Jaguar Land Rover North America is about to break out of the box it has been in for the last 30 or so years. Given the state of Ford Motor Company’s Lincoln brand in the premium/luxury space, one has to wonder if the Dearborn automaker regrets jettisoning the British brands to Indian automaker Tata in 2008 for a mere $2.3 billion.
The North American launch in mid-2016 of the America Jaguar XE sedan and F-Pace SUV will fill out the Jaguar showroom properly for the first time in its history, with both a legitimate entry-level sedan and a well-designed crossover/SUV. That, on top of the resurgence of Land Rover, especially the runaway success of the Range Rover Evoque and the impending return of the Defender, puts North American chief Joachim Eberhardt in the best possible situation to succeed.
The Jaguar XE sedan is already selling in Europe. Analysts say the BMW 3 Series competitor is just the right kind of vehicle to introduce in the U.S. when a brand has momentum.
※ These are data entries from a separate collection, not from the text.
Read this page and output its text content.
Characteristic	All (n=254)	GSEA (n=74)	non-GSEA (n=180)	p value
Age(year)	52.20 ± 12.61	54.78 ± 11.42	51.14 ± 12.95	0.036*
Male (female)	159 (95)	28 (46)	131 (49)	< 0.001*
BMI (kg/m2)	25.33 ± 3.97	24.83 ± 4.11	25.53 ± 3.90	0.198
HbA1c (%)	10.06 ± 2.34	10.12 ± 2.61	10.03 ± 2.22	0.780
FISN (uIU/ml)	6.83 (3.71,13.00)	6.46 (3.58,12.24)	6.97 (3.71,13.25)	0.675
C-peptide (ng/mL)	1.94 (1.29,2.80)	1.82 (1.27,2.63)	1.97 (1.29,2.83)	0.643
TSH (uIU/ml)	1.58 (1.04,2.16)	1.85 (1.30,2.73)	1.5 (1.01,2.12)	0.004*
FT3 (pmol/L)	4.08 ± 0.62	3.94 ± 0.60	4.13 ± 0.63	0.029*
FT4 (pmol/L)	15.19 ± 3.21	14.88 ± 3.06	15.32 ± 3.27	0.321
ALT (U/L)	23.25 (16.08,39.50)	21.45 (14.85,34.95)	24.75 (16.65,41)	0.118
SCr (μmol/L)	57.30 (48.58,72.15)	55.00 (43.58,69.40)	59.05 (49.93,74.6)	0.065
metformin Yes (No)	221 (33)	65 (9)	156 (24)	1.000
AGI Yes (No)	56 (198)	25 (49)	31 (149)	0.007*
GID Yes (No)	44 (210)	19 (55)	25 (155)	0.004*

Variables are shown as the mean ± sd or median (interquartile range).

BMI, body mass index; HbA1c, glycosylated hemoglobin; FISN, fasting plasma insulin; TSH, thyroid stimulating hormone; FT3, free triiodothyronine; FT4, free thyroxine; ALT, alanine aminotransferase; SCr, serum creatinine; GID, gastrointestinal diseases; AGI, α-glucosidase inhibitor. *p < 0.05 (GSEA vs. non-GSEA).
“Jaguar is making all the right moves with its higher-priced offerings like XF and F-type,” says Dennis Keene, a brand consultant based in Los Angeles. “Now, they come in with a sedan and a great-looking crossover at attainable prices for people moving into luxury for the first time, or people looking for something less ubiquitous, and there are no barriers to considering a Jaguar.”
Besides filling out the Jaguar showroom, the company is adding diesel versions to all its Jag and Land Rover/Range Rover models. So far, Volkswagen’s debacle does not seem to be hurting consideration of diesels offered by other manufacturers, and in fact it broadens the brands’ reach. “Please … test all of them to your heart’s content,” Eberhardt says. “The fuel economy and emissions are all as we say they are.”
Eberhardt’s history in the auto industry is deep, most recently as a retailer. He also ran product development at Mercedes-Benz North America and was head of sales at the Chrysler Group when it was part of DaimlerChrysler.
His first goal is to equalize the sales of Jaguar with Land Rover. Last year, Jaguar sold 15,773 vehicles in the United States and Land Rover sold 51,645.
Eberhardt says his experience at both Chrysler and as a dealer orients him to focus on helping dealers attract more foot traffic and give them the tools to close. The company has introduced Elitecare, a free five year /60,000-mile scheduled maintenance program . That is for Jaguar only, he says, because Land Rover customers haven’t indicated the cost of maintenance is an obstacle to purchase.
He has also cut prices. Jaguar has slashed the base price on the redesigned XF midsize sedan 9 percent, or $5,275, to $52,895, including shipping. Equipment levels across the range have been enhanced by 10 percent to 20 percent, based on list price. Base prices on the 2017 F-Type coupe and convertible will be $3,600 and $2,700 lower, respectively, with added standard equipment worth $4,000 to $12,000, depending on the model.
“There is a perception that Jaguars are overpriced and not good values, so we are changing that,” Eberhardt says.
How will he market the message? The company is engaging more than 10,000 potential and wannabe customers over the next several months with a program that allows them to be filmed behind the wheel of a Jaguar XE and inserted into an action film, which they can share through social media. “We are expecting many millions of high-quality two-minute engagements when people share them. … It is going to be a very effective way to get the word around.”
Speaking of action films, will Eberhardt buy time on the 2016 Super Bowl again? “We probably weren’t timed right last year for a Super Bowl. It was probably too early. But I think maybe the 2017 Super Bowl would be a good idea when we have a showroom full of great product.”